Received: 16/01/2022
Accepted : 14/03/2022
In Press: 05/04/2022
Published: 20/12/2022

Abstract

OBJECTIVES:
To investigate the clinical characteristics and relevant factors of secondary immune thrombocytopenia (ITP) in patients with primary Sjögren’s syndrome (pSS).
METHODS:
Patients with pSS being treated between 2013 and 2020 in China-Japan Friendship Hospital were retrospectively analysed. Clinical characteristics were compared between pSS patients with and without secondary ITP. Logistic regression analysis was performed to identify factors associated with secondary ITP in patients with pSS.
RESULTS:
639 patients with pSS were included in this study, among which 566 (88.6%) were women.
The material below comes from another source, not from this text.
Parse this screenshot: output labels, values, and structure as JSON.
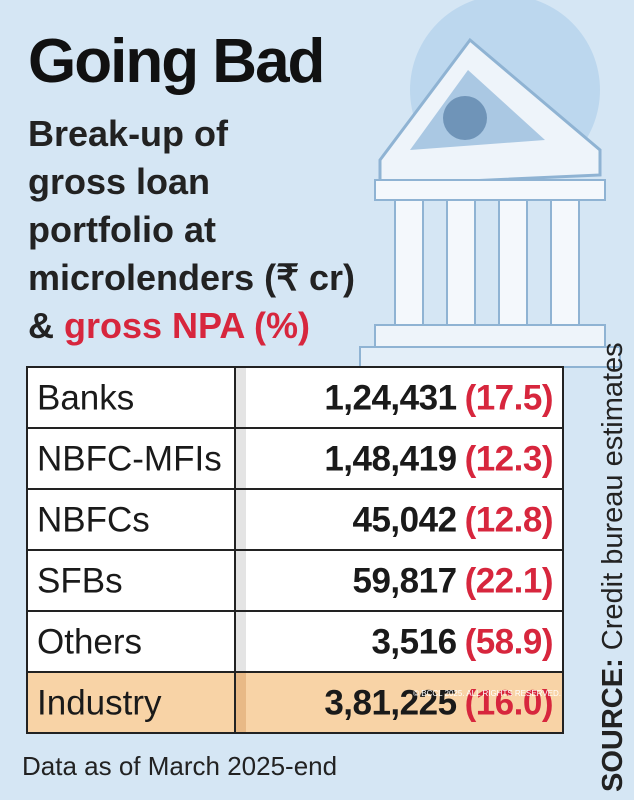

The prevalence of secondary ITP in patients with pSS were 12.4%. Among pSS patients with secondary ITP, 55.7% had mucocutaneous bleeding and 8.9% experienced visceral bleeding. Lymphopenia (OR=3.154, 95% CI 1.185-8.395, p=0.021), anaemia (OR=2.416, 95% CI 1.250-4.668, p=0.009), low C4 (OR=2.904, 95% CI 1.563-5.394, p=0.001), and positive anti-RNP (OR=2.777, 95% CI 1.070-7.202, p=0.036) were significantly related to secondary ITP, while interstitial lung disease (ILD, OR=0.429, 95% CI 0.203-0.907, p=0.027), ANA ≥1:320 (OR=0.469, 95% CI 0.221-0.996, p=0.049) and positive anti-SSB (OR=0.288, 95% CI 0.126-0.685, p=0.003) were negatively associated with secondary ITP in patients with pSS.
CONCLUSIONS:
Over 10% of patients with pSS had secondary ITP, among whom visceral bleeding was comparatively rare. Lymphopenia and anaemia were positively related to secondary ITP, while ILD was negatively associated with secondary ITP. Low C4 and positive anti-RNP seem to be two potential risk factors for secondary ITP in patients with pSS, while ANA ≥1:320 and positive anti-SSB may be two potential protective factors.